Barnacles regularly colonize the skin of filter-feeding whales, and they often do so in huge numbers — one humpback whale, for instance, can host almost 1,000 pounds of barnacles. (That may sound burdensome, but relative to a humpback’s nearly 80,000-pound body, it’s about as much extra weight as summer clothing on a human being.)
Whale-bound barnacles aren’t just regular barnacles with wanderlust; they’re different species, most of them unique to the brand of whale they piggyback on. The barnacle Coronula diadema lives only on humpback whale skin, for example, while gray whales host one called Cryptolepas rhachianecti.¹
So how does a barnacle get onto a whale in the first place? Like other stationary marine invertebrates, barnacles begin their lives as larvae — tiny, shell-less swimmers that find a place to settle and develop into the sturdy barnacles we know. Easy enough when all you want to stick to is an immobile rock, but a whale?
“We don’t really know how they’re doing it,” said John Zardus, a marine biologist at The Citadel military college in Charleston, South Carolina. For the last six years, Zardus has studied the barnacles that live on various marine animals, including whales. “These microscopic larvae that are swimming around in this huge ocean — how do they find a whale? … It just seems preposterous, actually.”
Research on whale barnacles is scarce, according to Zardus, because they’re not the easiest beasts to get a hold of. The larvae are small and difficult to distinguish from other kinds of barnacle larvae, and the adults are so deeply embedded in the skin of their hosts that they have to be carved out, flesh and all. Zardus only gets samples to study when there’s a dead, stranded whale he can take a chunk from — but if he takes too long to get to it, the barnacles will be dead, too.
Marine biologists speculate that the barnacles reproduce during the whales’ breeding season, when the whales mill around in warm, shallow waters rather than moving through the open ocean. If that’s true, Zardus said, the whales would swim in a thick soup of larvae; each barnacle parent can release anywhere from 10,000 to 20,000 spawn, and they survive for several weeks in the water. When a whale does swim by, research suggests, the drifting larvae pick up a chemical signal that tells them to hop on.²
There’s plenty of space to squat on a whale, but barnacles are picky. They like spots where the flow of water is consistent, Zardus explained, like the head or the fins. So instead of settling wherever they land, the larvae use their front antennae to “walk” around the whale in search of prime real estate. And that’s no easy stroll: if a barnacle larva were the size of a person, a whale would be over 20 miles long. Luckily, the larvae produce a sticky cement that keeps them from falling off into the ocean during their trek.
“They may walk over the whale for a long time until they find the place they’re looking for,” Zardus said. “It’s not random.”
Once they’re satisfied with their location, the barnacles dig in — literally.
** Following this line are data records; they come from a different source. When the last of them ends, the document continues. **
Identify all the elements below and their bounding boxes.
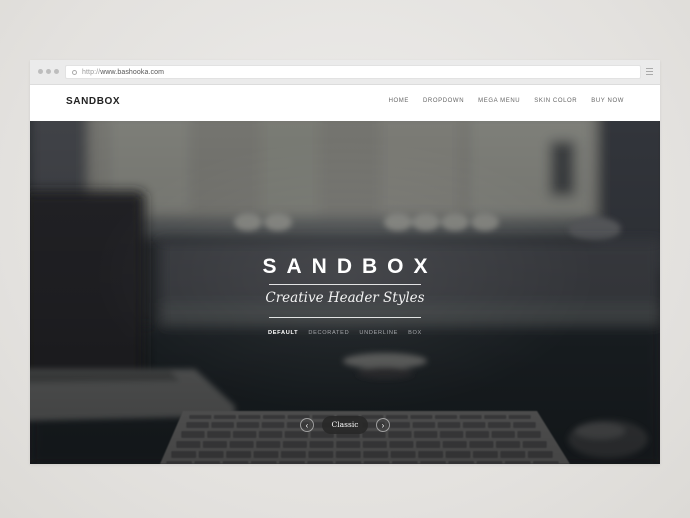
chevron-left-icon: ‹ <box>305 421 309 430</box>
menu-icon[interactable] <box>646 68 653 75</box>
window-dots-icon <box>38 69 59 74</box>
main-nav: HOME DROPDOWN MEGA MENU SKIN COLOR BUY N… <box>389 98 624 104</box>
slider-controls: ‹ Classic › <box>30 416 660 436</box>
site-logo[interactable]: SANDBOX <box>66 96 120 107</box>
nav-buy-now[interactable]: BUY NOW <box>591 98 624 104</box>
hero-title: SANDBOX <box>262 255 438 278</box>
chevron-right-icon: › <box>381 421 385 430</box>
site-header: SANDBOX HOME DROPDOWN MEGA MENU SKIN COL… <box>30 85 660 122</box>
slide-label[interactable]: Classic <box>322 416 368 434</box>
divider <box>269 284 421 285</box>
hero-section: SANDBOX Creative Header Styles DEFAULT D… <box>30 121 660 464</box>
tab-underline[interactable]: UNDERLINE <box>359 330 398 336</box>
hero-subtitle: Creative Header Styles <box>265 290 425 306</box>
divider <box>269 317 421 318</box>
tab-default[interactable]: DEFAULT <box>268 330 298 336</box>
next-slide-button[interactable]: › <box>376 418 390 432</box>
window-dot[interactable] <box>38 69 43 74</box>
hero-content: SANDBOX Creative Header Styles DEFAULT D… <box>30 121 660 464</box>
window-dot[interactable] <box>54 69 59 74</box>
nav-dropdown[interactable]: DROPDOWN <box>423 98 464 104</box>
url-text[interactable]: http://www.bashooka.com <box>82 69 164 76</box>
url-host: www.bashooka.com <box>100 68 165 76</box>
nav-mega-menu[interactable]: MEGA MENU <box>478 98 520 104</box>
reload-icon[interactable] <box>72 69 77 75</box>
header-style-tabs: DEFAULT DECORATED UNDERLINE BOX <box>268 330 422 336</box>
tab-box[interactable]: BOX <box>408 330 422 336</box>
url-protocol: http:// <box>82 68 101 76</box>
nav-skin-color[interactable]: SKIN COLOR <box>534 98 577 104</box>
nav-home[interactable]: HOME <box>389 98 409 104</box>
prev-slide-button[interactable]: ‹ <box>300 418 314 432</box>
browser-window: http://www.bashooka.com SANDBOX HOME DRO… <box>30 60 660 464</box>
browser-toolbar: http://www.bashooka.com <box>30 60 660 85</box>
tab-decorated[interactable]: DECORATED <box>308 330 349 336</box>
window-dot[interactable] <box>46 69 51 74</box>
address-bar[interactable]: http://www.bashooka.com <box>65 65 641 79</box>
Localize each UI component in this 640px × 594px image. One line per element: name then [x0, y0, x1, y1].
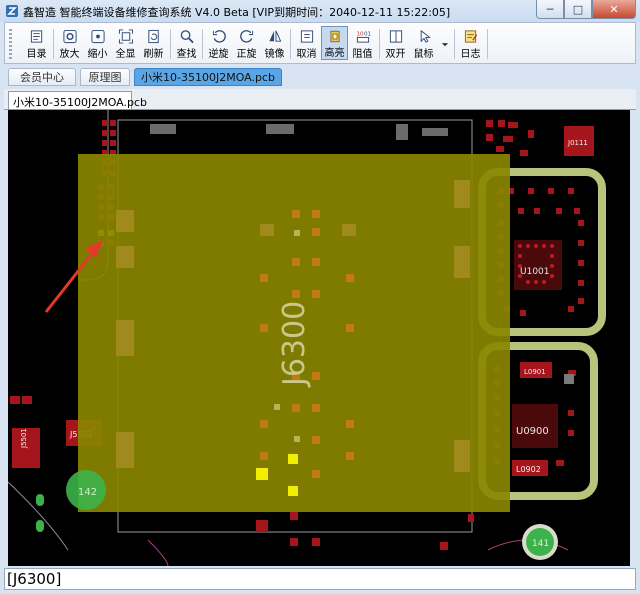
nav-tab-bar: 会员中心 原理图 小米10-35100J2MOA.pcb [4, 66, 636, 88]
pcb-slot [422, 128, 448, 136]
label-l0901: L0901 [524, 368, 546, 376]
dropdown-arrow-icon [441, 43, 449, 47]
toolbar-separator [379, 29, 380, 59]
toolbar-separator [487, 29, 488, 59]
label-j5501: J5501 [20, 428, 28, 449]
fit-all-label: 全显 [115, 49, 136, 60]
status-bar: [J6300] [4, 568, 636, 590]
search-button[interactable]: 查找 [173, 26, 200, 60]
toolbar: 目录 放大 缩小 全显 刷新 查找 逆旋 正旋 镜像 取消 高亮 10 01 阻… [4, 22, 636, 64]
mouse-dropdown-button[interactable] [439, 26, 451, 60]
dual-view-button[interactable]: 双开 [382, 26, 409, 60]
mirror-icon [268, 30, 281, 42]
svg-text:01: 01 [363, 32, 370, 38]
zoom-in-button[interactable]: 放大 [56, 26, 83, 60]
label-l0902: L0902 [516, 465, 541, 474]
pcb-slot [150, 124, 176, 134]
dual-view-icon [389, 30, 402, 43]
search-label: 查找 [176, 49, 197, 60]
refresh-button[interactable]: 刷新 [140, 26, 167, 60]
toolbar-separator [170, 29, 171, 59]
label-j6300: J6300 [277, 301, 312, 388]
minimize-button[interactable]: ─ [536, 0, 564, 19]
test-point-small [36, 494, 44, 506]
rotate-cw-label: 正旋 [236, 49, 257, 60]
tab-member-center[interactable]: 会员中心 [8, 68, 76, 86]
pcb-viewer[interactable]: J0111 U1001 L0901 U0900 L0902 J5501 142 … [8, 110, 630, 566]
label-tp142: 142 [78, 487, 97, 498]
svg-text:10: 10 [356, 32, 364, 38]
test-point-small [36, 520, 44, 532]
toolbar-separator [290, 29, 291, 59]
catalog-button[interactable]: 目录 [23, 26, 50, 60]
highlight-label: 高亮 [324, 48, 345, 59]
label-u0900: U0900 [516, 426, 549, 437]
tab-pcb-file[interactable]: 小米10-35100J2MOA.pcb [134, 68, 282, 86]
rotate-ccw-button[interactable]: 逆旋 [205, 26, 232, 60]
mouse-button[interactable]: 鼠标 [410, 26, 437, 60]
mirror-button[interactable]: 镜像 [261, 26, 288, 60]
mouse-label: 鼠标 [413, 49, 434, 60]
close-button[interactable]: ✕ [592, 0, 636, 19]
pad-red [22, 396, 32, 404]
label-tp141: 141 [532, 539, 549, 549]
mirror-label: 镜像 [264, 49, 285, 60]
log-icon [464, 30, 477, 43]
tab-schematic[interactable]: 原理图 [80, 68, 130, 86]
title-bar: 鑫智造 智能终端设备维修查询系统 V4.0 Beta [VIP到期时间：2040… [0, 0, 640, 22]
pcb-slot [396, 124, 408, 140]
cancel-button[interactable]: 取消 [293, 26, 320, 60]
catalog-icon [30, 30, 42, 43]
rotate-cw-icon [239, 30, 253, 43]
resistance-button[interactable]: 10 01 阻值 [349, 26, 376, 60]
pcb-board[interactable]: J0111 U1001 L0901 U0900 L0902 J5501 142 … [8, 110, 630, 566]
zoom-in-icon [62, 29, 77, 44]
log-button[interactable]: 日志 [457, 26, 484, 60]
search-icon [180, 30, 194, 44]
highlight-icon [330, 30, 339, 43]
rotate-ccw-icon [212, 30, 226, 43]
resistance-label: 阻值 [352, 49, 373, 60]
cancel-label: 取消 [296, 49, 317, 60]
pad-red [10, 396, 20, 404]
zoom-out-label: 缩小 [87, 49, 108, 60]
document-tab[interactable]: 小米10-35100J2MOA.pcb [8, 91, 147, 109]
mouse-icon [420, 29, 431, 43]
app-logo-icon [6, 5, 18, 17]
status-text: [J6300] [7, 570, 62, 588]
dual-view-label: 双开 [385, 49, 406, 60]
zoom-out-button[interactable]: 缩小 [84, 26, 111, 60]
document-tab-bar: 小米10-35100J2MOA.pcb [4, 89, 636, 110]
cancel-icon [300, 30, 313, 43]
toolbar-separator [454, 29, 455, 59]
rotate-cw-button[interactable]: 正旋 [233, 26, 260, 60]
window-title: 鑫智造 智能终端设备维修查询系统 V4.0 Beta [VIP到期时间：2040… [23, 6, 451, 19]
toolbar-separator [53, 29, 54, 59]
toolbar-separator [202, 29, 203, 59]
refresh-label: 刷新 [143, 49, 164, 60]
toolbar-grip[interactable] [9, 29, 12, 59]
label-u1001: U1001 [520, 267, 550, 277]
zoom-in-label: 放大 [59, 49, 80, 60]
pcb-slot [266, 124, 294, 134]
label-j0111: J0111 [567, 139, 588, 147]
zoom-out-icon [90, 29, 105, 44]
pcb-slot [564, 374, 574, 384]
refresh-icon [147, 29, 159, 44]
catalog-label: 目录 [26, 49, 47, 60]
log-label: 日志 [460, 49, 481, 60]
fit-all-button[interactable]: 全显 [112, 26, 139, 60]
rotate-ccw-label: 逆旋 [208, 49, 229, 60]
highlight-button[interactable]: 高亮 [321, 26, 348, 60]
resistance-icon: 10 01 [356, 32, 371, 43]
maximize-button[interactable]: □ [564, 0, 592, 19]
fit-all-icon [118, 29, 133, 44]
As they mature into adults, they form tube-shaped cavities in their shells that actually draw in prongs of growing whale skin. The result is an attachment as firmly rooted as the most pernicious weed.
The barnacle-whale relationship is generally considered to be obligate commensalism — a type of symbiosis where one species benefits, and the other isn’t affected either way. Still, it’s possible that too many barnacles could cause drag, Zardus said, or invite infection if they penetrate too deeply into the whale’s flesh. On the other hand, it’s been suggested that for male humpbacks, who fight over females by ramming and slapping at each other, a sharp barnacle coating may be helpful as a set of brass knuckles.
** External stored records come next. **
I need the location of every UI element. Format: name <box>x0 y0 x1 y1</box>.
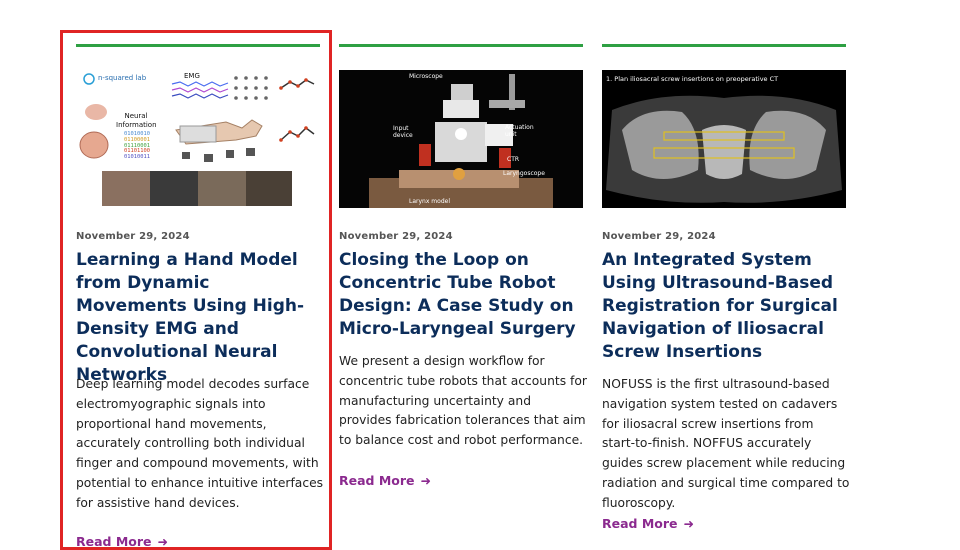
card-accent-bar <box>76 44 320 47</box>
post-date: November 29, 2024 <box>339 231 453 242</box>
card-accent-bar <box>339 44 583 47</box>
image-emg-label: EMG <box>184 72 200 80</box>
card-accent-bar <box>602 44 846 47</box>
image-neural-label: Neural Information <box>116 112 157 129</box>
post-card: Microscope Input device Actuation unit C… <box>339 44 587 488</box>
post-title[interactable]: An Integrated System Using Ultrasound-Ba… <box>602 249 852 364</box>
post-excerpt: Deep learning model decodes surface elec… <box>76 377 324 510</box>
image-caption: 1. Plan iliosacral screw insertions on p… <box>606 75 779 83</box>
post-title[interactable]: Learning a Hand Model from Dynamic Movem… <box>76 249 326 387</box>
post-card: 1. Plan iliosacral screw insertions on p… <box>602 44 849 531</box>
image-label-larynx-model: Larynx model <box>409 198 450 205</box>
post-thumbnail[interactable]: n-squared lab EMG Neural Information 010… <box>76 70 320 208</box>
post-title[interactable]: Closing the Loop on Concentric Tube Robo… <box>339 249 589 341</box>
read-more-link[interactable]: Read More ➜ <box>76 534 168 549</box>
arrow-right-icon: ➜ <box>420 473 431 488</box>
image-bit-list: 01010010 01100001 01110001 01101100 0101… <box>124 131 150 161</box>
post-thumbnail[interactable]: Microscope Input device Actuation unit C… <box>339 70 583 208</box>
arrow-right-icon: ➜ <box>683 516 694 531</box>
arrow-right-icon: ➜ <box>157 534 168 549</box>
read-more-link[interactable]: Read More ➜ <box>602 516 694 531</box>
post-card: n-squared lab EMG Neural Information 010… <box>76 44 323 549</box>
image-lab-label: n-squared lab <box>98 74 147 82</box>
read-more-link[interactable]: Read More ➜ <box>339 473 431 488</box>
post-thumbnail[interactable]: 1. Plan iliosacral screw insertions on p… <box>602 70 846 208</box>
image-label-microscope: Microscope <box>409 73 443 80</box>
post-date: November 29, 2024 <box>602 231 716 242</box>
post-excerpt: We present a design workflow for concent… <box>339 354 587 448</box>
hand-emg-illustration <box>79 73 315 206</box>
post-date: November 29, 2024 <box>76 231 190 242</box>
pelvis-ct-scan <box>602 70 846 208</box>
surgical-robot-photo <box>339 70 583 208</box>
image-label-actuation-unit: Actuation unit <box>505 124 534 138</box>
image-label-laryngoscope: Laryngoscope <box>503 170 545 177</box>
post-excerpt: NOFUSS is the first ultrasound-based nav… <box>602 377 850 510</box>
image-label-ctr: CTR <box>507 156 520 163</box>
image-label-input-device: Input device <box>393 125 413 139</box>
¹ The uniqueness of whale barnacle species means that whaling and whale habitat loss put not only the whales at risk, but also their hitchhiking companions, said Dan Rittschof, a Duke University marine biologist who has studied barnacles for over 30 years.
“If you’re an endangered whale,” Rittschof said, “then everything that lives on you, like a barnacle, is also endangered.”
² In 2005, in one of the rare laboratory experiments on whale barnacles, Japanese environmental scientists Yasuyuki Nogata and Kiyotaka Matsumura placed Coronula diadema larvae in Petri dishes of seawater — some alone, and some with a slice of whale skin. The larvae by themselves floated around until they died, but the ones near the whale skin started settling on the surface of the dish.
“The settlement cue appears to be released [into the water] from the tissue of the host whale,” the researchers wrote in a March 2006 paper in Biology Letters. The exact nature of the chemical cue, however, remains unknown.